Measure AI in Practice
One of the most practical takeaways from the event was simple: measure whether AI actually delivers value.
In many cases, AI adoption starts with excitement about models, capabilities or new tools. However, the discussions at NEXUS emphasized a much simpler and more disciplined approach.
AI should not be adopted because it sounds impressive. It should be adopted because it demonstrably improves outcomes.
A useful rule of thumb discussed during the sessions was straightforward: if an AI solution cannot outperform a simple baseline, you should question whether it is worth using at all. Organizations can start by running the existing approach and the AI-driven approach side by side. Beginning with a simple comparison makes it easier to understand whether the new solution actually delivers value.
If AI cannot outperform a basic comparison, it may simply be a very complicated calculator.

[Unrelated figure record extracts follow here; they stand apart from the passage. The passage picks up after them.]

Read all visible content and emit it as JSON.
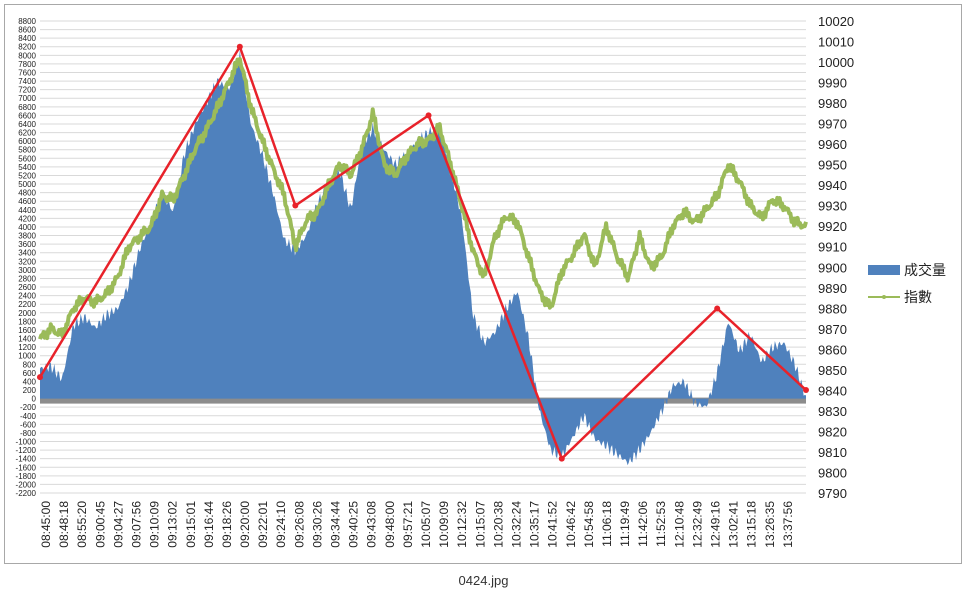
{
  "caption": "0424.jpg",
  "chart_data": {
    "type": "area+line",
    "title": "",
    "xlabel": "",
    "ylabel": "",
    "left_axis": {
      "ylim": [
        -2200,
        8800
      ],
      "ticks": [
        8800,
        8600,
        8400,
        8200,
        8000,
        7800,
        7600,
        7400,
        7200,
        7000,
        6800,
        6600,
        6400,
        6200,
        6000,
        5800,
        5600,
        5400,
        5200,
        5000,
        4800,
        4600,
        4400,
        4200,
        4000,
        3800,
        3600,
        3400,
        3200,
        3000,
        2800,
        2600,
        2400,
        2200,
        2000,
        1800,
        1600,
        1400,
        1200,
        1000,
        800,
        600,
        400,
        200,
        0,
        -200,
        -400,
        -600,
        -800,
        -1000,
        -1200,
        -1400,
        -1600,
        -1800,
        -2000,
        -2200
      ]
    },
    "right_axis": {
      "ylim": [
        9790,
        10020
      ],
      "ticks": [
        10020,
        10010,
        10000,
        9990,
        9980,
        9970,
        9960,
        9950,
        9940,
        9930,
        9920,
        9910,
        9900,
        9890,
        9880,
        9870,
        9860,
        9850,
        9840,
        9830,
        9820,
        9810,
        9800,
        9790
      ]
    },
    "x_tick_labels": [
      "08:45:00",
      "08:48:18",
      "08:55:20",
      "09:00:45",
      "09:04:27",
      "09:07:56",
      "09:10:09",
      "09:13:02",
      "09:15:01",
      "09:16:44",
      "09:18:26",
      "09:20:00",
      "09:22:01",
      "09:24:10",
      "09:26:08",
      "09:30:26",
      "09:34:44",
      "09:40:25",
      "09:43:08",
      "09:48:00",
      "09:57:21",
      "10:05:07",
      "10:09:09",
      "10:12:32",
      "10:15:07",
      "10:20:38",
      "10:32:24",
      "10:35:17",
      "10:41:52",
      "10:46:42",
      "10:54:58",
      "11:06:18",
      "11:19:49",
      "11:42:06",
      "11:52:53",
      "12:10:48",
      "12:32:49",
      "12:49:16",
      "13:02:41",
      "13:15:18",
      "13:26:35",
      "13:37:56"
    ],
    "legend_position": "right",
    "grid": true,
    "series": [
      {
        "name": "成交量",
        "axis": "left",
        "style": "area",
        "color": "#4f81bd",
        "values": [
          700,
          750,
          450,
          1700,
          1900,
          1650,
          1950,
          2100,
          2650,
          3500,
          4100,
          4800,
          4350,
          5700,
          6400,
          6900,
          7400,
          7200,
          8000,
          6400,
          5700,
          4800,
          3700,
          3450,
          3800,
          4550,
          5000,
          5300,
          4400,
          5900,
          6300,
          5800,
          5450,
          5700,
          6000,
          6200,
          6350,
          5350,
          4200,
          1950,
          1300,
          1550,
          2100,
          2500,
          1400,
          -300,
          -1200,
          -1350,
          -900,
          -400,
          -950,
          -1100,
          -1300,
          -1500,
          -1200,
          -800,
          -300,
          300,
          400,
          -100,
          -200,
          600,
          1800,
          1100,
          1500,
          850,
          1200,
          1300,
          800,
          0
        ]
      },
      {
        "name": "指數",
        "axis": "right",
        "style": "line",
        "color": "#9bbb59",
        "values": [
          9865,
          9870,
          9867,
          9880,
          9885,
          9883,
          9887,
          9895,
          9910,
          9915,
          9920,
          9935,
          9933,
          9945,
          9958,
          9967,
          9978,
          9990,
          10002,
          9978,
          9962,
          9948,
          9935,
          9910,
          9923,
          9927,
          9940,
          9950,
          9945,
          9958,
          9975,
          9950,
          9945,
          9954,
          9960,
          9962,
          9968,
          9950,
          9930,
          9908,
          9895,
          9915,
          9925,
          9922,
          9905,
          9888,
          9880,
          9898,
          9906,
          9916,
          9900,
          9920,
          9905,
          9895,
          9915,
          9900,
          9905,
          9920,
          9927,
          9922,
          9928,
          9935,
          9950,
          9942,
          9930,
          9924,
          9933,
          9930,
          9922,
          9920
        ]
      }
    ],
    "annotation_lines": {
      "color": "#e8222a",
      "points": [
        {
          "x_index": 0,
          "y": 500
        },
        {
          "x_index": 18,
          "y": 8200
        },
        {
          "x_index": 23,
          "y": 4500
        },
        {
          "x_index": 35,
          "y": 6600
        },
        {
          "x_index": 47,
          "y": -1400
        },
        {
          "x_index": 61,
          "y": 2100
        },
        {
          "x_index": 69,
          "y": 200
        }
      ]
    }
  }
}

Starting simple, measuring outcomes and only adding complexity when it proves its value allows organizations to move forward in a much more controlled way. AI adoption is not a sprint. It is a long climb that rewards disciplined experimentation, patience and honest measurement.
AI Is Changing Knowledge Work
AI is also reshaping how organizations think about productivity, especially in knowledge work. For a long time, measuring productivity in work done behind a computer has been difficult. Unlike industrial work, the output of knowledge work has traditionally been much harder to measure.
AI is beginning to change that. Organizations can now analyze patterns across conversations, documents and customer interactions at a scale that was previously impossible. This creates new ways to understand customer pain points, product direction and service effectiveness.
At the same time, another reality is becoming clear. Removing AI tools from employees will often reduce both productivity and quality. A new generation of professionals has learned to work with AI as a natural part of their workflow.
AI also amplifies what already exists in an organization. Strong domain knowledge and business understanding become even more important. Without them, even the most advanced AI systems can produce solutions that are technically impressive but disconnected from real business needs.
The Bottom Line
One of the clearest takeaways from NEXUS was that resilience, risk and AI can no longer be managed separately.
AI will not solve structural weaknesses in organizations that lack discipline, clarity or resilience. At the same time, unmanaged AI can significantly increase complexity and risk.
The organizations that succeed will not be the ones chasing every new model or platform. They will be the ones that build resilient foundations, govern technology thoughtfully and measure progress honestly.
In that environment, security becomes less about restriction and more about enabling the business to move forward with confidence.
Ultimately, speed without resilience is fragile. True resilience allows organizations to move faster, take calculated risks and continue operating even when disruption happens.